EU General Data Protection Regulation (GDPR)

An Introduction to the GDPR

The EU General Data Protection Regulation (GDPR) will be enforced from 25 May 2018. It affects all organisations that hold personal data on EU citizens, regardless of where the organisation is based in the world. Implementing a data protection strategy that includes encryption and anti-malware security is vital. GDPR contains a whole range of new rules that companies may need to enact for proper compliance, as there are strict fines for non-compliance. Your business may be fined up to 4% of global annual turnover for your previous financial year or 20 million, depending on the larger amount.

How will GDPR affect my business?

Whether you’re a family bakery storing a list of local delivery addresses, or a multinational selling globally online, the EU’s General Data Protection Regulation almost certainly applies to you.

Loosely speaking, any organisation that holds data about any resident of the EU is expected to comply.

GDPR was adopted as an EU law in April 2016 but will take effect in May 2018. Amongst other things, GDPR deals with the data you collect in the first place, how you tell people what you are going to do with it, what you actually do with it, how you store it securely, whom you allow to access it, and – the part that seems to attract the most interest and attention – what happens if you fail to comply. Falling foul of GDPR means the possibility of a fine, and GDPR fines can go significantly higher than most laws that existed around Europe before GDPR came in.

GDPR will standardise data protection across the EU; if you do business in Europe you almost certainly need to comply; the law may seem onerous, but in a world with as many breaches as we have had in recent years, GDPR seems like just the sort of regulation we need; and you can expect to end up in hot water if you don’t comply.

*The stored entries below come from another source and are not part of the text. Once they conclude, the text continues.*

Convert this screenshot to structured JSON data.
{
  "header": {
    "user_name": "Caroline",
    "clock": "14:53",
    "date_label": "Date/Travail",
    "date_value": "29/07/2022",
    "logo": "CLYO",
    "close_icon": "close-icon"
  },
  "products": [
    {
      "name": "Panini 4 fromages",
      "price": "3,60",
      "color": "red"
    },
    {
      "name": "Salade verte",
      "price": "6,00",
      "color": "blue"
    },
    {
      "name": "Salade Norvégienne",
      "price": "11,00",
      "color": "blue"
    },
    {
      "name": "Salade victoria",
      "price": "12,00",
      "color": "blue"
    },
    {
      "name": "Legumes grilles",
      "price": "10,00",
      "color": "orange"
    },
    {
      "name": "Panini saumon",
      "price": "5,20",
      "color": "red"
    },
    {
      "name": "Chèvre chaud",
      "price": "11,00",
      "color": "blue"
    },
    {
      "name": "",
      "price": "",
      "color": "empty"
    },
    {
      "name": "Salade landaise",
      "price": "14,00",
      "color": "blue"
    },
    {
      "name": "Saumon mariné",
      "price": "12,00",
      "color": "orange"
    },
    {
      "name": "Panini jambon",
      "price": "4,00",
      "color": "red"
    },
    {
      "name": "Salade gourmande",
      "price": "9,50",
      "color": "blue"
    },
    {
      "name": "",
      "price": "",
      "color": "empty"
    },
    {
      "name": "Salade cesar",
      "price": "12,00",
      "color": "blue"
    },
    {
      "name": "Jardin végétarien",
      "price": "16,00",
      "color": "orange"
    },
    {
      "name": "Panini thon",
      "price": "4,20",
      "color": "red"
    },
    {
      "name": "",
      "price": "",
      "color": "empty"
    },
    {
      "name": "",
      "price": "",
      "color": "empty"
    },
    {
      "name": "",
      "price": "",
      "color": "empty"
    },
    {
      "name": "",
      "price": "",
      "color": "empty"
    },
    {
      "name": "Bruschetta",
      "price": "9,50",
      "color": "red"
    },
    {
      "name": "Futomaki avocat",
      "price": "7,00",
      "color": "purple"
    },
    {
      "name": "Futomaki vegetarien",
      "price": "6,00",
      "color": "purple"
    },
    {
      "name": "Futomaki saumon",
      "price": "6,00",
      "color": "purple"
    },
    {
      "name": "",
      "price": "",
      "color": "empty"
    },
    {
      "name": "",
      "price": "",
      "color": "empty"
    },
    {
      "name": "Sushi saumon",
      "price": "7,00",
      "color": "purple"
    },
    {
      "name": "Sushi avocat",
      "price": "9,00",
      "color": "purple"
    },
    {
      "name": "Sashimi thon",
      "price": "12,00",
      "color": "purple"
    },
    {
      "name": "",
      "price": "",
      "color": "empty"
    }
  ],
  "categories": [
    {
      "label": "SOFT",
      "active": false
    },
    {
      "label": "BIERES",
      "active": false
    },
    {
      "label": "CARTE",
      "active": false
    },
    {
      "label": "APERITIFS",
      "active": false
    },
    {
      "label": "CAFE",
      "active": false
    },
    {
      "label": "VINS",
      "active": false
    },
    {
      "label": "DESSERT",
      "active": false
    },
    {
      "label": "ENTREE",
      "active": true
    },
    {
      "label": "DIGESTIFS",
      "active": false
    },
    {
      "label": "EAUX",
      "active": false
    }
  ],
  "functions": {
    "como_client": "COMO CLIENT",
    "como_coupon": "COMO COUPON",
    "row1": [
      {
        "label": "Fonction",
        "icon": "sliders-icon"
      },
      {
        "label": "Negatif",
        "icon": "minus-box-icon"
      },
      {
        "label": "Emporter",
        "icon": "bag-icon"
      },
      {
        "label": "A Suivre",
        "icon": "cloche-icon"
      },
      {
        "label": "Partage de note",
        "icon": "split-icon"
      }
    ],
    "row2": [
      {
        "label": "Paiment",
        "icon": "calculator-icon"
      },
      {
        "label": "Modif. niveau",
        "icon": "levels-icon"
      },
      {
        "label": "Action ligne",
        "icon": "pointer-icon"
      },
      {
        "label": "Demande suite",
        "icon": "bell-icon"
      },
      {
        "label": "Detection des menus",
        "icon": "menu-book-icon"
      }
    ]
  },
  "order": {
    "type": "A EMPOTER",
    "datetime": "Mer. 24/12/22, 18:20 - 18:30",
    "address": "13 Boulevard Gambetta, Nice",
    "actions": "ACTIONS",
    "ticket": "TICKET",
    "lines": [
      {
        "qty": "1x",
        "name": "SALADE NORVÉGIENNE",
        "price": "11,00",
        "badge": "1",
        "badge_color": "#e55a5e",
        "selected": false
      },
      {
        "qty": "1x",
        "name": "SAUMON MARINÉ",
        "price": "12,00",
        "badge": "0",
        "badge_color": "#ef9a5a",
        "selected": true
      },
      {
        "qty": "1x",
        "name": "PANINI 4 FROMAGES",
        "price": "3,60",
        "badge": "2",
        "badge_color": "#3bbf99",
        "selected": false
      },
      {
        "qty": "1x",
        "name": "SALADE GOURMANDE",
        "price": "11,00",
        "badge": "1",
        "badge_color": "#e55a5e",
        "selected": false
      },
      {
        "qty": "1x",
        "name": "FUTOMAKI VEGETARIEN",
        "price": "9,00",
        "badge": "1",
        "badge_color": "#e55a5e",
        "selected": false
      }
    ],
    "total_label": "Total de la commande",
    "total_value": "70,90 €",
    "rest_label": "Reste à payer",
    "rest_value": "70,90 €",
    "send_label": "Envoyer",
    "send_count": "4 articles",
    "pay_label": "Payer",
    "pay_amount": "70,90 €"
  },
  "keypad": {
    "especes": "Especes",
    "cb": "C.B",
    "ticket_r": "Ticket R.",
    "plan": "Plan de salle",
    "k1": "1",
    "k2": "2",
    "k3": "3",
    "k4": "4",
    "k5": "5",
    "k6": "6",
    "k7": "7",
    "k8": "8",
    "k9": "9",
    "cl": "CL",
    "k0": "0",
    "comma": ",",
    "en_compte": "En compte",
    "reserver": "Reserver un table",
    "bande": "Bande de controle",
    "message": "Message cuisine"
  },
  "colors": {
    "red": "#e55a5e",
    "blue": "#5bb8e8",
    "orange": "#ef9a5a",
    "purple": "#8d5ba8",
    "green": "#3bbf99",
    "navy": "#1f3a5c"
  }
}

GDPR applies and will continue to apply in the UK even post Brexit as the current UK government plans to pass a legislation that will essentially mirror the EU GDPR.

What do I need to do?

    1. Be aware. It’s not enough for CEOs, IT staff and compliance officers to be aware of what GDPR requires. Employees from the top to the bottom of an organization need to be extensively educated on the regulation’s importance and the role they have to play.
    2. Be accountable. Companies must make an inventory of all personal data they hold and ask the following questions: Why are you holding it? How did you obtain it? Why was it originally gathered? How long will you retain it? How secure is it, both in terms of encryption and accessibility? Do you ever share it with third parties and on what basis might you do so?
    3. Communicate with staff and service users. This is an extension of being aware. Review all current data privacy notices alerting individuals to the collection of their data. Identify gaps between the level of data collection and processing the organization does and how aware customers, staff and service users are.
    4. Protect privacy rights. Review procedures to ensure they cover all the rights individuals have, including how one would delete personal data or provide data electronically.
    5. Review how access rights could change. Review and update procedures and plan how requests within new timescales will be handled.
    6. Understand the legal fine print. Companies should look at the various types of data processing they carry out, identify their legal basis for carrying it out and document it.
    7. Ensure customer consent is ironclad. Companies that use customer consent when recording personal data should review how the consent is sought, obtained and recorded.
    8. Process children’s data carefully. Organisations processing data from minors must ensure clear systems are in place to verify individual ages and gather consent from guardians.
    9. Have a plan to report breaches. Companies must ensure the right procedures are in place to detect, report and investigate a personal data breach. Always assume a breach will happen at some point.
    10. Understand Data Protection Impact Assessments (DPIA) and Data Protection by Design and Default. A DPIA is the process of systematically considering the potential impact that a project or initiative might have on the privacy of individuals. It will allow organizations to identify potential privacy issues before they arise, and come up with a way to mitigate them.
    11. Hire data protection officers. The important thing is to make sure that someone in the organization or an external data protection advisor takes responsibility for data protection compliance and understands the responsibility from the inside out.
    12. Get educated on the internal organisations managing GDPR. The regulation includes a “one-stop-shop” provision to assist organisations operating in EU member states. Multinational organisations will be entitled to deal with one data protection authority, or Lead Supervisory Authority (LSA) as their single regulating body in the country where they are mainly established.